Will President Obama’s Asia Trip Restore Allies’ Confidence?American University Experts Available for Analysis
Source Newsroom: American University
WHO: American University U.S. and Asia policy experts
WHAT: Discussion and Analysis of President Obama’s Asia Trip to Japan, South Korea, Malaysia and the Philippines
WHEN: April 21 - ongoing
WHERE: Via telephone, in-studio, or at American University
Contact: J. Paul Johnson, American University Communications, 202-885-5943 or via e-mail: email@example.com.
April 21, 2014 (Washington, DC) --The following American University experts are available to discuss President Obama’s trip to Asia this week. The list is broken down by specific countries being visited. Additionally, the professors are available to discuss the U.S. foreign policy pivot and whether President Obama can reassure allies’ doubts about U.S. commitment to the region.
Japan & South Korea
Quansheng Zhao, director of American University’s Center for Asian Studies, is a specialist in international relations and comparative politics focusing on East Asia. Zhao is the author of Interpreting Chinese Foreign Policy (Oxford University Press), and Japanese Policymaking (Oxford University Press/Praeger). His most recent edited book is Managing the China Challenge: Perspectives from the Globe. Specifically, Zhao is available to discuss Obama’s Japan and South Korea visits.
Lou Goodman, professor and dean emeritus of the School of International Service, focuses on politics and social change in Asia. Goodman is particularly interested in South Korea and Japan where he forged several relationships as dean. Goodman can address Obama’s visit to Japan and South Korea in addition to the U.S. pivot towards Asia.
Malaysia & Philippines
Amitav Acharya, chair of American University’s ASEAN Studies Center and current president of the International Studies Association is an expert on Southeast Asia, multilateralism and global governance, human security, and international relations theory. Acharya is author of The End of the American World Order (Wiley, Polity Press, May 2014). Acharya is available to discuss Obama’s visit to ASEAN member states Malaysia and the Philippines in addition to issues related to ASEAN, the South China Sea, rebalancing/pivot, and human rights.

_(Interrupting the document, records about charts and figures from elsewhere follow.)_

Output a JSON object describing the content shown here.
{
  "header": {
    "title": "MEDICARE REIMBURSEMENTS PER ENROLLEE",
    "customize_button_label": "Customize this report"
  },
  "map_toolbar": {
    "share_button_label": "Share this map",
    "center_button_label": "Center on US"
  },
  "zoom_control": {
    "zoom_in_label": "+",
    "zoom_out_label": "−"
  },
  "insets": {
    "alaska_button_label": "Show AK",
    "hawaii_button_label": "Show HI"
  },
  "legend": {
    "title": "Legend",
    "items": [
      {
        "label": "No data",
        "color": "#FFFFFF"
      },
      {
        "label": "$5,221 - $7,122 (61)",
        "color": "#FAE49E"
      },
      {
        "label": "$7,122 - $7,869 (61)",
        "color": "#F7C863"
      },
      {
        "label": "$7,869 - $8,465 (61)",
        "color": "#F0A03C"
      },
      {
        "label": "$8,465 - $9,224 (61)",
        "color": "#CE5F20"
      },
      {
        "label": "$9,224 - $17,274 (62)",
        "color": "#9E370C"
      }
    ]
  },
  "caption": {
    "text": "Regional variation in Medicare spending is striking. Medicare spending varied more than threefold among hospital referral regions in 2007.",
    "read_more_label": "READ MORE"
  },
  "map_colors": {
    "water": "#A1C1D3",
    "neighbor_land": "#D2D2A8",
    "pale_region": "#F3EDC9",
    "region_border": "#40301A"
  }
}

Pek Koon Heng, assistant professor in the School of International Service, focuses her research on international relations and international political economy in Southeast and East Asia. As a contractor, Heng runs the Insular Southeast Asia Advanced Area Studies Program at the State Department Foreign Service Institute which prepares U.S. Foreign Service Officers for assignments in the region. Specifically, Heng is available to discuss Obama’s visit to Malaysia and the Philippines.
U.S. Foreign Policy Pivot to Asia
James Goldgeier, dean of American University’s School of International Service, is an expert U.S. foreign policy and contemporary international relations. Specifically, Goldgeier can discuss the U.S. pivot to Asia fits into overall American foreign policy.